I hope we can get someone on this in the next month because it's a known wart with weird edge cases. We do mention it in the docs:

https://diffeq.sciml.ai/latest/analysis/sensitivity/#Choosing-a-Sensitivity-Algorithm

The methods which utilize altered differential equation systems only work on ODEs (without events), but work on any ODE solver.

But probably not prominently enough.

samuela commented 4 years ago

Hmm, I could envision how a boundary term could pop out of these discontinuities, but I'll have to think a bit more about exactly what it should be...

If you end up coming across any references that touch on this I'd def be interested in giving them a read.

ChrisRackauckas commented 4 years ago

There's a reference in https://github.com/SciML/DiffEqSensitivity.jl/issues/4#issuecomment-369219280 (and note: I could never find a single thing showing Sundials working with that case, so that seems to be a false lead, but that thesis at least has a decent derivation that an implementation could be done from, but it doesn't seem as clean as I'd expect it to be)

samuela commented 4 years ago

You can't mix continuous callbacks and InterpolatingAdjoint in most cases. Is ReverseDiffAdjoint fine here?

Would DiscreteCallback be safe instead?

ChrisRackauckas commented 4 years ago

Not if you modify integrator.u. There is no discontinuity term w.r.t. t any more but there still is w.r.t. u, so you need to perturb lambda by the derivative of the callback function itself.

samuela commented 4 years ago

Oh, right right. So (IIUC?) the thing that's missing then is "backprop" through the callback functions themselves, ie figure out where the callbacks happen in the forward pass, start from the end doing a callback-less adjoint solve until you hit a known callback time, at which point you pipe the adjoint at that time through the reverse AD of the callback function and continue with the next smooth segment.

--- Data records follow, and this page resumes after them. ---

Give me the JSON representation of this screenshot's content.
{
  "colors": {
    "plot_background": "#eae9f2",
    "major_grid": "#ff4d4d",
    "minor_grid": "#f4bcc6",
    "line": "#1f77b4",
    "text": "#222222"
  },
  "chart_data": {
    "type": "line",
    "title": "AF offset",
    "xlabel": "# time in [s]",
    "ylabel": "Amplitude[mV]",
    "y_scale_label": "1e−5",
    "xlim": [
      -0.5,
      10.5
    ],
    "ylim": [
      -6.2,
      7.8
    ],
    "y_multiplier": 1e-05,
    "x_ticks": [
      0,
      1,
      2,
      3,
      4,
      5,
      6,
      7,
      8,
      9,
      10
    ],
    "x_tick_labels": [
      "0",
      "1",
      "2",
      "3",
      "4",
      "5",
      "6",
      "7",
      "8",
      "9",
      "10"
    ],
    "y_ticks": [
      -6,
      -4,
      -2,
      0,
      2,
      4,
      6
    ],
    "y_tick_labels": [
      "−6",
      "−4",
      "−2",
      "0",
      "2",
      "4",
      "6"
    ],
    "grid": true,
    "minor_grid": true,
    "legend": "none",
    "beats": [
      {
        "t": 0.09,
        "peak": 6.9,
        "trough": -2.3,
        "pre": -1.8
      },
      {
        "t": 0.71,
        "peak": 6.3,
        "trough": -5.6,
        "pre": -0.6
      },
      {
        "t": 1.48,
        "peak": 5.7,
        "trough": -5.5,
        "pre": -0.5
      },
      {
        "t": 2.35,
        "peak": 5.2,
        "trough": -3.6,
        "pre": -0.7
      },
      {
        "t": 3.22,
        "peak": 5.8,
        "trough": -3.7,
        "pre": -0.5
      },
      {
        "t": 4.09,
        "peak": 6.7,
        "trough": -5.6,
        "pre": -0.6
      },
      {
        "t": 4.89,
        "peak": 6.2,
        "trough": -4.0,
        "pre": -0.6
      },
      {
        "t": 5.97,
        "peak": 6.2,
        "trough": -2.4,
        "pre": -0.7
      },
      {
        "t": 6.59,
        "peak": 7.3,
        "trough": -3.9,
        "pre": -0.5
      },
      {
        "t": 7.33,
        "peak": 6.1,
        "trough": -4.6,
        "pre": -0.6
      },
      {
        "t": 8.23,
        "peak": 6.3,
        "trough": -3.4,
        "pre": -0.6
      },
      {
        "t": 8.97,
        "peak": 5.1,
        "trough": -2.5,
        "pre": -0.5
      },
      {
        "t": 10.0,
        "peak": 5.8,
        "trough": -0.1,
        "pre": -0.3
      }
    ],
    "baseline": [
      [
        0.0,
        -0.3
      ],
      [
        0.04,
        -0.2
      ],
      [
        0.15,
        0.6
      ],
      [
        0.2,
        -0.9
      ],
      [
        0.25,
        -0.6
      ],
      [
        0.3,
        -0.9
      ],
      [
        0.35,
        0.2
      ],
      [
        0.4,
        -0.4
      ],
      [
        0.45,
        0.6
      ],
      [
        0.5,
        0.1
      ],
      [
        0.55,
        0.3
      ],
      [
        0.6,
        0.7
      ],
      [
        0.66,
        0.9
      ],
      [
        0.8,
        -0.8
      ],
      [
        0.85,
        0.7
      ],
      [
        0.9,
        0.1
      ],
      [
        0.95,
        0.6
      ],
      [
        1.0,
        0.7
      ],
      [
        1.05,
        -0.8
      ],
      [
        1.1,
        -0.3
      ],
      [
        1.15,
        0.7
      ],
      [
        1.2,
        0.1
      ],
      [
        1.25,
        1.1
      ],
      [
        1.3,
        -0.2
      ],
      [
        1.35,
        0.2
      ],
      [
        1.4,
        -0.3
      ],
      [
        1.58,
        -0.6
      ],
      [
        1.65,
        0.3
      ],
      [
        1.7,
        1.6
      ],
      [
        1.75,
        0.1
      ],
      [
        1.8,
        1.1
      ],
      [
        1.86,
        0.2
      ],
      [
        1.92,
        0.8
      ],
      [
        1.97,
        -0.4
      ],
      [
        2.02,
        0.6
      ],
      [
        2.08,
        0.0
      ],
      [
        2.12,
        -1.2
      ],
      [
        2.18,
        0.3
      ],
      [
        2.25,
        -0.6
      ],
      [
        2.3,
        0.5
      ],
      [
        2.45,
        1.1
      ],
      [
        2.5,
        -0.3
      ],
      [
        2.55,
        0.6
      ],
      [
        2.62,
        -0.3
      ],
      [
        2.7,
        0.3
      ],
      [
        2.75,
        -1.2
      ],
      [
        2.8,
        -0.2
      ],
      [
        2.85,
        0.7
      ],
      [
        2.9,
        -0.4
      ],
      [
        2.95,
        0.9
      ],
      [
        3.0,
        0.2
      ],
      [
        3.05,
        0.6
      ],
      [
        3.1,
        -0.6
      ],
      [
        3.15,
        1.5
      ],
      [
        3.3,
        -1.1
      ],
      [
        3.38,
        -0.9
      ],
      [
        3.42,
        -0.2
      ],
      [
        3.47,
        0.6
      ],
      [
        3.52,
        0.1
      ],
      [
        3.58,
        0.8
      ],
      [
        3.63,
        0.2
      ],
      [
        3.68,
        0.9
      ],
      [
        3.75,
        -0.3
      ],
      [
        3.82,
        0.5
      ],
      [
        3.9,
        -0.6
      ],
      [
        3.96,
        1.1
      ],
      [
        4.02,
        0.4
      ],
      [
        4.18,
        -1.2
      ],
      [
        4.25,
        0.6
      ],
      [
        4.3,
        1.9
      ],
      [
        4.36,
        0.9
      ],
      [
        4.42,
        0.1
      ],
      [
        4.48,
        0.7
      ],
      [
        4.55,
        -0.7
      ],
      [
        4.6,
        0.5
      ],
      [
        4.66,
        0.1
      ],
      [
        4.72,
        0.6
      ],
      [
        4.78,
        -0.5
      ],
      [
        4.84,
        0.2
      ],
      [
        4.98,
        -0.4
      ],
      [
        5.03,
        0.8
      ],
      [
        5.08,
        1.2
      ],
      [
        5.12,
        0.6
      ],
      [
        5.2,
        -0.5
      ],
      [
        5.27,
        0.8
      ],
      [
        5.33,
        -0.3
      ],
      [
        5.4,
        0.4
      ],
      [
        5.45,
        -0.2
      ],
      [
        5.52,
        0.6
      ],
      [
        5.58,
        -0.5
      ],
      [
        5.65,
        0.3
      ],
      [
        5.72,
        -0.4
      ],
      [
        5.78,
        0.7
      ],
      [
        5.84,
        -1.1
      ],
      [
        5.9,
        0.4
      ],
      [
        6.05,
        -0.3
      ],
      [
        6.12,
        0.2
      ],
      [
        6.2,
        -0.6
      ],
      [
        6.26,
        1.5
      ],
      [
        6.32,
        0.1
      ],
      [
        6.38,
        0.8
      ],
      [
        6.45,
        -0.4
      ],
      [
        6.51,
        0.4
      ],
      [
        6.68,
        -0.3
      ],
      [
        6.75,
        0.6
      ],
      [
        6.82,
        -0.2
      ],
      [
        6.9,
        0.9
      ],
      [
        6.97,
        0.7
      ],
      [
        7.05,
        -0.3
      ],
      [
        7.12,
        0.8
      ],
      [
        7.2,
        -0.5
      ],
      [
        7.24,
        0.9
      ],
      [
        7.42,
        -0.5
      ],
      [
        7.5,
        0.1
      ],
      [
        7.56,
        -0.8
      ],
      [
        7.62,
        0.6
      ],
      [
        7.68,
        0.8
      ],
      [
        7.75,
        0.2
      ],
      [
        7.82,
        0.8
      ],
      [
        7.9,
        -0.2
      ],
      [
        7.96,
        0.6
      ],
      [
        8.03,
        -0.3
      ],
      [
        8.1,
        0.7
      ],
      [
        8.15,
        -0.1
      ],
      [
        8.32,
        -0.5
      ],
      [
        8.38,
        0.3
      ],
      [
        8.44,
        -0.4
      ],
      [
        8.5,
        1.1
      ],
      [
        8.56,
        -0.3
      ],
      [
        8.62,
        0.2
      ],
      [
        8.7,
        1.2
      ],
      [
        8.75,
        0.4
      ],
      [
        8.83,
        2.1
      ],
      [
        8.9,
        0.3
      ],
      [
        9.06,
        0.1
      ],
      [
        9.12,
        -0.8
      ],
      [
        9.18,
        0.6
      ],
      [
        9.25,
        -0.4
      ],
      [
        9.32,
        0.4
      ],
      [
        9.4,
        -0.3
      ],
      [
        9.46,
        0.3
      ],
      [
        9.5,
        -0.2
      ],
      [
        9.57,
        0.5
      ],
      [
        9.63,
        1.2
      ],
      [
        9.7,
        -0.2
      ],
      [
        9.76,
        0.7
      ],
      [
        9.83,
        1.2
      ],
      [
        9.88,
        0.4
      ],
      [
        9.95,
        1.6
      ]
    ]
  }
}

samuela commented 4 years ago

Oh, right right. So (IIUC?) the thing that's missing then is "backprop" through the callback functions themselves, ie figure out where the callbacks happen in the forward pass, start from the end doing a callback-less adjoint solve until you hit a known callback time, at which point you pipe the adjoint at that time through the reverse AD of the callback function and continue with the next smooth segment.

So that was a lie. Here's a counterexample: https://gist.github.com/samuela/95dfd752c53e712a984e22832ca72fbe. In this case we try simulating a simple billiards ball hitting a bumper in 1-d (pilfered from the DiffTaichi paper). tl;dr is that just piping the adjoints through is not sufficient to get correct gradients.

This example raised the question: How can I get the times where my callback actually fired in the forwards solve? I wasn't able to figure out any way to recover that information.

ChrisRackauckas commented 4 years ago

This example raised the question: How can I get the times where my callback actually fired in the forwards solve? I wasn't able to figure out any way to recover that information.

You'd have to create a cache array yourself there.

ChrisRackauckas commented 3 years ago

This one was fixed awhile back and we forgot to close it.